みさとサンバルについて語る田中利典さん(左)と紗江さん=島根県美郷町都賀本郷
みさとサンバルについて語る田中利典さん(左)と紗江さん=島根県美郷町都賀本郷
島根県美郷町の食材や薬草で作ったみさとサンバル
島根県美郷町の食材や薬草で作ったみさとサンバル
みさとサンバルについて語る田中利典さん(左)と紗江さん=島根県美郷町都賀本郷 島根県美郷町の食材や薬草で作ったみさとサンバル

 インドネシア・バリ島マス村から島根県美郷町に移住した地域おこし協力隊の夫婦が、インドネシアの辛味調味料「サンバル」を商品化した。美郷町と友好交流するマス村で長年暮らし、本場で教わったレシピを基に町内の食材や薬草を加えた。地元の道の駅で扱うほか、町のふるさと納税の返礼品に使われ、友好交流のPRに一役買う。

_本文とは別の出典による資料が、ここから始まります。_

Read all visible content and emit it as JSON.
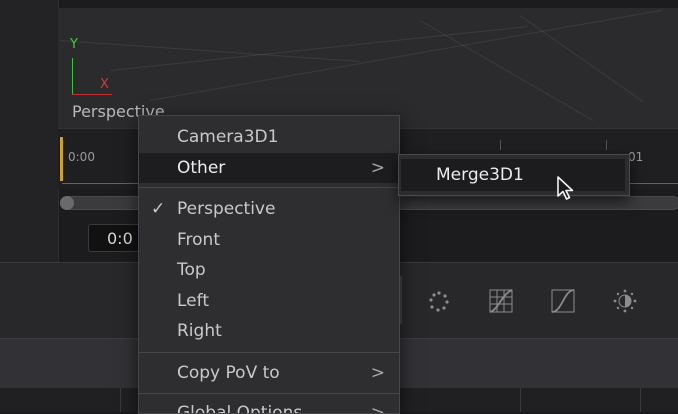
{
  "viewer": {
    "label": "Perspective",
    "axis_y": "Y",
    "axis_x": "X"
  },
  "timeline": {
    "start_time": "0:00",
    "right_time": "01",
    "timecode": "0:0"
  },
  "context_menu": {
    "items": [
      {
        "label": "Camera3D1",
        "checked": false,
        "has_submenu": false,
        "highlighted": false
      },
      {
        "label": "Other",
        "checked": false,
        "has_submenu": true,
        "highlighted": true
      },
      {
        "label": "Perspective",
        "checked": true,
        "has_submenu": false,
        "highlighted": false
      },
      {
        "label": "Front",
        "checked": false,
        "has_submenu": false,
        "highlighted": false
      },
      {
        "label": "Top",
        "checked": false,
        "has_submenu": false,
        "highlighted": false
      },
      {
        "label": "Left",
        "checked": false,
        "has_submenu": false,
        "highlighted": false
      },
      {
        "label": "Right",
        "checked": false,
        "has_submenu": false,
        "highlighted": false
      },
      {
        "label": "Copy PoV to",
        "checked": false,
        "has_submenu": true,
        "highlighted": false
      },
      {
        "label": "Global Options",
        "checked": false,
        "has_submenu": true,
        "highlighted": false
      }
    ],
    "check_glyph": "✓",
    "arrow_glyph": ">"
  },
  "submenu": {
    "items": [
      {
        "label": "Merge3D1",
        "highlighted": true
      }
    ]
  },
  "toolbar_icons": [
    "particles-icon",
    "grid-curve-icon",
    "curve-icon",
    "brightness-icon"
  ],
  "colors": {
    "menu_bg": "#2e2e31",
    "highlight_bg": "#1d1d20",
    "axis_y": "#3fcf3f",
    "axis_x": "#d33a3a",
    "playhead": "#c9a227"
  }
}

 夫婦は田中利典さん(43)、紗江さん(41)=美郷町都賀本郷。利典さんは2003年から、紗江さんは1999年からバリ島に居住。日本での生活を考える中で、町とマス村の交流を知り、2020年8月に移住した。

 サンバルは、焼き飯の「ナシゴレン」、鶏肉を揚げた「アヤムゴレン」などインドネシア料理に欠かせない調味料。各家庭の味で毎日作るという。

 商品化した「みさとサンバル」は、テラシーと呼ばれるエビの発酵調味料以外、唐辛子やニンニク、パプリカ、レモングラスなどほぼ町内の食材を使った。薬草栽培に力を入れる町の特徴を加えようと、薬草のトウキとノビルを入れた。日本人でも食べやすいよう辛さを控えめに仕上げた。

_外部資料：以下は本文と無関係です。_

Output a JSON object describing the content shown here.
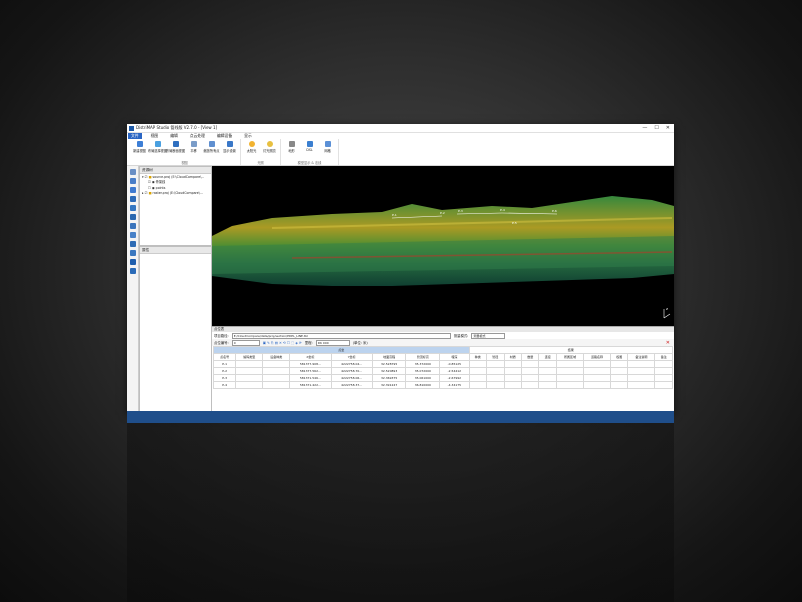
{
  "window": {
    "title": "DistriMAP Studio 管线版 V2.7.0 - [View 1]",
    "controls": [
      "—",
      "☐",
      "✕"
    ]
  },
  "menu": [
    "文件",
    "视图",
    "编辑",
    "点云处理",
    "编辑设备",
    "显示"
  ],
  "ribbon": {
    "groups": [
      {
        "label": "视图",
        "buttons": [
          "新建视图",
          "布局选择视图",
          "布局断面视图",
          "平移",
          "缩放所有点",
          "显示设置"
        ]
      },
      {
        "label": "光照",
        "buttons": [
          "太阳光",
          "灯光照亮"
        ]
      },
      {
        "label": "模型显示 & 法线",
        "buttons": [
          "地形",
          "DSL",
          "网格"
        ]
      }
    ]
  },
  "panels": {
    "resources": {
      "title": "资源树",
      "items": [
        "source.proj (E:\\CloudCompare\\...",
        "骨架线",
        "points",
        "raster.proj (E:\\CloudCompare\\..."
      ]
    },
    "properties": {
      "title": "属性"
    }
  },
  "viewer": {
    "labels": [
      "P-1",
      "P-2",
      "P-3",
      "P-4",
      "P-5",
      "P-6"
    ],
    "axis": "Z"
  },
  "bottom": {
    "title": "点位表",
    "path_label": "项目路径:",
    "path": "E:/CloudCompare/data/proj/section/PDPL_LINE.tbl",
    "type_label": "测量模式:",
    "type_value": "测量模式",
    "interval_label": "点位编号:",
    "interval_value": "0",
    "unit_label": "里程:",
    "unit_value": "DK 000",
    "unit_suffix": "(单位: 米)",
    "group_left": "点坐",
    "group_right": "结果",
    "columns": [
      "点名号",
      "编码类型",
      "设备种类",
      "X坐标",
      "Y坐标",
      "地面高程",
      "管顶标高",
      "埋深",
      "种类",
      "管径",
      "材质",
      "数量",
      "连接",
      "所属区域",
      "道路名称",
      "权属",
      "备注说明",
      "备注"
    ],
    "rows": [
      [
        "P-1",
        "",
        "",
        "581377.908...",
        "4222758.04...",
        "32.528795",
        "35.372000",
        "-0.85125"
      ],
      [
        "P-2",
        "",
        "",
        "581377.562...",
        "4222758.70...",
        "32.520893",
        "35.072000",
        "-2.54412"
      ],
      [
        "P-3",
        "",
        "",
        "581371.546...",
        "4222758.06...",
        "32.369375",
        "35.061000",
        "-2.67992"
      ],
      [
        "P-4",
        "",
        "",
        "581371.422...",
        "4222758.37...",
        "32.391247",
        "36.810000",
        "-4.34175"
      ]
    ]
  },
  "colors": {
    "accent": "#2b66c4",
    "brand_bar": "#1f4e8a"
  }
}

 爽やかな辛味とコクのあるうまみが食欲をそそり、焼き魚や肉など幅広い料理に合う。味噌(みそ)やマヨネーズと混ぜて野菜スティックのソースにしたり、ギョーザにつけたりするのもおすすめという。

 田中さんは「サンバルをきっかけに、町とマス村のつながりを知ってもらいたい」と話した。
70グラム入りで680円。道の駅グリーンロード大和(美郷町長藤)で扱うほか、ふるさと納税仲介サイトで1万2千円以上の寄付に、3個セットを贈る。